About Newquay (from Wikipedia)
Newquay has been a major tourist destination for more than a century, principally on account of its coastline and nine long and accessible sandy beaches. These include Fistral, which could claim to the best-known surfing beach in the British Isles. Around 22,000 people live in Newquay, but the population can increase to 100,000 or more in the summer because Newquay has a large stock of holiday accommodation.
Newquay has even been referred to as the "Blackpool of the West Country",[who?] but although it is undoubtedly an entertainment town some substantial differences remain between Lancashire and Cornwall.
Established in sections throughout the 20th century, Trenance Leisure Gardens are sited in a wooded, formerly marshy valley on the quieter edge of Newquay, stretching down to the Gannel Estuary. From the Edwardian era it provided recreation for tourists with walks, tennis courts and a bowling green, all still popular today. In the gardens, which are spanned by the arches of the stone railway viaduct, visitors have long been able to enjoy a stroll through the beautiful Trenance Gardens with their mature trees and heritage cottages, leading to the Boating lake. This was dug during the depression of the 1930s as a work creation scheme. In the late 1960s, further enterprises were established by the council, including mini-golf, a swimming pool, the "Little Western" miniature railway and Newquay Zoo, which opened in 1969.

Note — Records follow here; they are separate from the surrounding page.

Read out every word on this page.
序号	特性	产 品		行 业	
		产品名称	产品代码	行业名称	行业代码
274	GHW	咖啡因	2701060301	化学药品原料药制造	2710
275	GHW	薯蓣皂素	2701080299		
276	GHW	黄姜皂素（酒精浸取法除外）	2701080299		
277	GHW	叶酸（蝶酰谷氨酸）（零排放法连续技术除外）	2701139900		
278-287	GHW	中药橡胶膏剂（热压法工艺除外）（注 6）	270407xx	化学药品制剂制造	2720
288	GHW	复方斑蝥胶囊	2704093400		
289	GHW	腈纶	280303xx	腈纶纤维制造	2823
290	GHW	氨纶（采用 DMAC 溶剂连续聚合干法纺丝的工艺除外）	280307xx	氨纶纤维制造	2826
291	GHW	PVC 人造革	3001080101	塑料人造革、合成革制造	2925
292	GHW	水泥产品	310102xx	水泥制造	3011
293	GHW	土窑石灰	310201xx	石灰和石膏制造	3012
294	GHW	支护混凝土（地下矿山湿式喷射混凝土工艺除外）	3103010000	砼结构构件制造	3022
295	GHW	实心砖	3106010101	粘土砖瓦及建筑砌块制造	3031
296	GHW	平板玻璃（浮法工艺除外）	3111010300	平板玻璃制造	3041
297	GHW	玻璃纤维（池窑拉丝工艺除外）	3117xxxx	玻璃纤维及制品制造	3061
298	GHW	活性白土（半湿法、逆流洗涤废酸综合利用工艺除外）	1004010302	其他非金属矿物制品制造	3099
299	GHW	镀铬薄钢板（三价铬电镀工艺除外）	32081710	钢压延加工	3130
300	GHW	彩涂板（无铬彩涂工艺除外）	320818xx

Newquay is also known for the "Run to the Sun" event, which always takes place during the public holiday on the last weekend in May at Trevelgue Holiday Park. People visit the town in Volkswagen camper vans , Beetles and other custom cars.
The 1,013 kilometres (629 mi) South West Coast Path runs through the town.
Some people are wondering whether Newquay will have one million, or "just" 750.000 visitors in 2013.